Once you have the baseline, run the same sweep with fastokens to see if the
saturation point shifts:

```bash
python3 sweep_runner.py --mode k8s \
    --dgd-name gpt-oss-20b-bench \
    --namespace <namespace> \
    --endpoint gpt-oss-20b-bench-frontend:8000 \
    --model openai/gpt-oss-20b \
    --backend vllm \
    --image <your-image> \
    --tokenizers fastokens \
    --concurrency 200 \
    --rps 10,20,30,40,50,60,70,80,90,100 \
    --isl 6144 \
    --osl 256 \
    --benchmark-duration 60 \
    --reset-strategy frontend \
    --isolation reuse_by_deploy_key \
    --worker-replicas 4 \
    --max-consecutive-fails 2
```

### Fine-grained sweep around the inflection

If the baseline shows saturation between, say, RPS=40 and RPS=60:

```bash
python3 sweep_runner.py --mode k8s \
    ... \
    --rps 35,40,45,50,55,60 \
    --reset-strategy frontend \
    --isolation reuse_by_deploy_key
```

---

## Reading the Results

The sweep produces `results.csv` and `summary.md` in the output directory.

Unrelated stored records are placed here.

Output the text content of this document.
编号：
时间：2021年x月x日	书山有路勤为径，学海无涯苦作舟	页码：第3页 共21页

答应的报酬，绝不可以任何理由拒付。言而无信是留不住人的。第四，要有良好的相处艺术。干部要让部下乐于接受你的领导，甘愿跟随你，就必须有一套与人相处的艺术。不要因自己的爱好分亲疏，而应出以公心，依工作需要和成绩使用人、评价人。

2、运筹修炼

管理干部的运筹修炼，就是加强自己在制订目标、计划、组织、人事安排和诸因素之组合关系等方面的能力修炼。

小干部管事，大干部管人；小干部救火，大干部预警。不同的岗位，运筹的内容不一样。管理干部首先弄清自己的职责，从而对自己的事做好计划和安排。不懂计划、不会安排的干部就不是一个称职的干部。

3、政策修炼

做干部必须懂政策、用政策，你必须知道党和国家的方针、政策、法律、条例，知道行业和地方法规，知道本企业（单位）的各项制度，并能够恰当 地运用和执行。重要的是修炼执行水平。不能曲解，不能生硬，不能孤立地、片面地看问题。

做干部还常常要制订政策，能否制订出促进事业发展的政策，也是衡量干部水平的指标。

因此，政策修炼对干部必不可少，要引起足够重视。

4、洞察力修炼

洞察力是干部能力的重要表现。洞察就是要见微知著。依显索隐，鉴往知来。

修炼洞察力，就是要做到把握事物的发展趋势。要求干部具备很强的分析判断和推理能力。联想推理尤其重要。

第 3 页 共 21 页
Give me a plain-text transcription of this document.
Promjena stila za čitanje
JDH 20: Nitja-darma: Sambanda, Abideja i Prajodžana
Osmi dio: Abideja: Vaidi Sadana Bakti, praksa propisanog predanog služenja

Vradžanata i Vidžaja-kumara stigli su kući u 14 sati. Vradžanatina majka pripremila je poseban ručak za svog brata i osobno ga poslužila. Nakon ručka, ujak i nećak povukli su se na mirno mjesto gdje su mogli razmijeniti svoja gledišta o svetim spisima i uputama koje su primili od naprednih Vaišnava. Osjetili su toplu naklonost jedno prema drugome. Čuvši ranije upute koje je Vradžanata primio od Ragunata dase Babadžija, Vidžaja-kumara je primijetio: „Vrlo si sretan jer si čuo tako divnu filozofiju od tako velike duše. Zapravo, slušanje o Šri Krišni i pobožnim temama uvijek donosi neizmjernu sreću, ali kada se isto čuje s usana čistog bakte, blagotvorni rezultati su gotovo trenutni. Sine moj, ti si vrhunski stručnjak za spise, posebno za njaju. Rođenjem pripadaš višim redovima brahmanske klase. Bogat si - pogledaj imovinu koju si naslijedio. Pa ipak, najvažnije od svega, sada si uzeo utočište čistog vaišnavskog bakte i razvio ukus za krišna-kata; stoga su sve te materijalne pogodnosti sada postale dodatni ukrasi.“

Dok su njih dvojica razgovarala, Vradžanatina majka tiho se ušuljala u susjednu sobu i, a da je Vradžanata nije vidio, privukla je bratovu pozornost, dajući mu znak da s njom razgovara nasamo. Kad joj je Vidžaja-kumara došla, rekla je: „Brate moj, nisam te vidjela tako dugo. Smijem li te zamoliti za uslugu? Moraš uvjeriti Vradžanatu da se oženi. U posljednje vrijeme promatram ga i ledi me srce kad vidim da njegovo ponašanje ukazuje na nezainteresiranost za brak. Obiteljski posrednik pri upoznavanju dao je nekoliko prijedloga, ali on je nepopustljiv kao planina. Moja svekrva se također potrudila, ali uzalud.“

### Identifying the saturation point

Look for these signals in the CSV:

| RPS | Actual Req/s | TTFT p50 | TTFT p99 | ITL p99 | Status |
|----:|-----------:|--------:|--------:|-------:|--------|
| 10 | 10.0 | 800ms | 1200ms | 30ms | ok |
| 20 | 19.8 | 850ms | 1400ms | 32ms | ok |
| 30 | 29.5 | 900ms | 2000ms | 35ms | ok |
| 40 | 38.0 | 1200ms | 5000ms | 45ms | ok -- onset |
| 50 | 42.0 | 3000ms | 15000ms | 80ms | ok -- saturated |
| 60 | 41.5 | 8000ms | 30000ms | 120ms | ok -- overloaded |
| 70 | -- | -- | -- | -- | fail |

**Saturation indicators:**

1. **Actual req/s < target RPS**: The system cannot sustain the requested rate.
   At RPS=50, only 42 req/s are achieved.
2. **TTFT p99 spike**: A sharp increase (e.g., 2x-5x) means prefill requests
   are queuing behind each other.
3. **ITL p99 degradation**: Decode throughput drops because the vLLM scheduler
   is overloaded with concurrent prefills.
4. **Errors/failures**: Timeouts, OOM, or vLLM rejecting requests.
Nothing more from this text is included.